Most back pain is due to a simple problem such as a muscle sprain or spasm. Back pain may increase when lying down simply because the pressure is put on the injury.
Back pain after a fall may worsen when lying down for similar reasons or merely because of nasty bruising that responds to pressure. This kind of back pain typically resolves quickly with time, over-the-counter painkillers, and stretching.
You should still check with your doctor if you have back pain at night to make sure it is not a more serious problem.
If you have a fever or loss of bowel and/or bladder function, back pain is an emergency regardless of when it occurs.
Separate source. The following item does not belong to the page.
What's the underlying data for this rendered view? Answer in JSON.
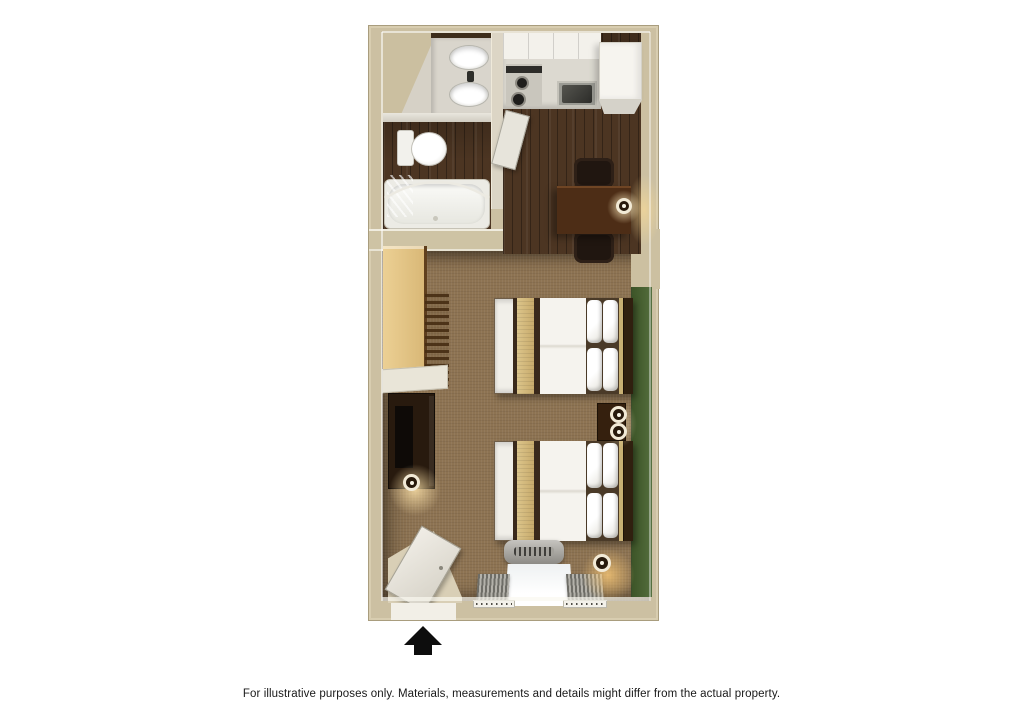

In most cases, back pain is temporarily relieved by lying down. In some cases, however, this can cause it to get worse. This is usually because of pressure on an injury, but it can be a red flag for more serious conditions.
It's a good idea to check with your doctor if you have back pain that gets worse when lying down, especially if it hasn't resolved after a week. In most cases, your back pain will not be due to something serious, but it's always a good idea to check with your medical professional if you develop back pain. If you are pregnant, your doctor can make suggestions to help relieve your back pain until the baby is born.